Now the other detail we should look at is survey methodology, as described by Gallup:

Survey Methods

Results are based on telephone interviews conducted as part of the Gallup-Healthways Well-Being Index survey Jan. 2, 2010-Dec. 30, 2011, with a random sample of 676,080 adults, aged 18 and older, living in all 50 U.S. states and the District of Columbia, selected using random-digit-dial sampling.

Telephone interviews! What the survey is completely based on is self-reporting. People stating whether or not they are religious, people saying whether or not they smoke, people describing their diet, their health, their emotional well-being, with no confirmation that any of the facts were correct. The survey covers what people say they do, not what they actually do.

This is quite important in assessing the validity of the conclusions.

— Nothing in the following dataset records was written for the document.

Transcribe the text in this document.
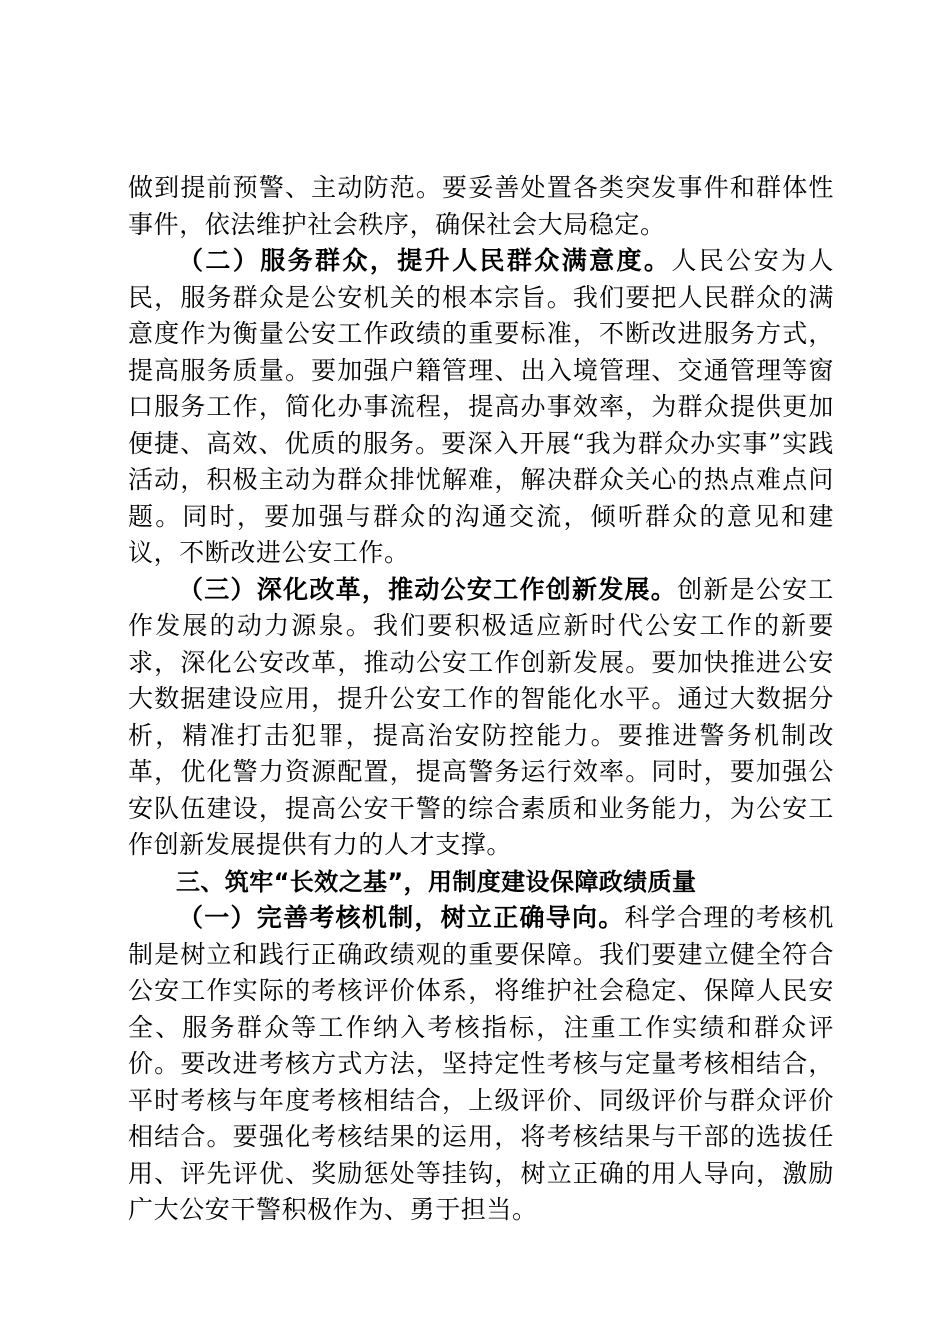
做到提前预警、主动防范。要妥善处置各类突发事件和群体性事件，依法维护社会秩序，确保社会大局稳定。

（二）服务群众，提升人民群众满意度。人民公安为人民，服务群众是公安机关的根本宗旨。我们要把人民群众的满意度作为衡量公安工作政绩的重要标准，不断改进服务方式，提高服务质量。要加强户籍管理、出入境管理、交通管理等窗口服务工作，简化办事流程，提高办事效率，为群众提供更加便捷、高效、优质的服务。要深入开展“我为群众办实事”实践活动，积极主动为群众排忧解难，解决群众关心的热点难点问题。同时，要加强与群众的沟通交流，倾听群众的意见和建议，不断改进公安工作。

（三）深化改革，推动公安工作创新发展。创新是公安工作发展的动力源泉。我们要积极适应新时代公安工作的新要求，深化公安改革，推动公安工作创新发展。要加快推进公安大数据建设应用，提升公安工作的智能化水平。通过大数据分析，精准打击犯罪，提高治安防控能力。要推进警务机制改革，优化警力资源配置，提高警务运行效率。同时，要加强公安队伍建设，提高公安干警的综合素质和业务能力，为公安工作创新发展提供有力的人才支撑。

三、筑牢“长效之基”，用制度建设保障政绩质量

（一）完善考核机制，树立正确导向。科学合理的考核机制是树立和践行正确政绩观的重要保障。我们要建立健全符合公安工作实际的考核评价体系，将维护社会稳定、保障人民安全、服务群众等工作纳入考核指标，注重工作实绩和群众评价。要改进考核方式方法，坚持定性考核与定量考核相结合，平时考核与年度考核相结合，上级评价、同级评价与群众评价相结合。要强化考核结果的运用，将考核结果与干部的选拔任用、评先评优、奖励惩处等挂钩，树立正确的用人导向，激励广大公安干警积极作为、勇于担当。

Religious Tolerance has noted that over a period of many years, people in North America have consistently overstated their religious practices. Consistently, since the 1930s, over 40% of people have self-reported weekly church attendance, as does this latest Gallup survey. And consistently, studies of actual church attendance have shown that only about 20% attend church weekly.

In other words, half of those who say they attend church weekly are giving misinformation. Wikipedia generously suggests that they are actually lying to themselves to keep up their self-image.

If that is the case - whether it be knowingly lying to impress the interviewer, or unconsciously lying to maintain a self-image, is it not highly probable that these individuals would use the same rational to put a positive spin on their diets, smoking habits, and emotional state? If they exaggerate their religiosity, then it is reasonably to suspect they exaggerate how healthy their lifestyle choices are.

If we assume - and I emphasize assume - that if just half of those that exaggerate their church attendance similarly exaggerate their healthy lifestyle, then it is quite possible that the very religious would drop from the healthiest to the unhealthiest portion of the population.

It seems clear that the study results can be ignored. With the degree of error in self-reporting, no legitimate conclusions can be drawn.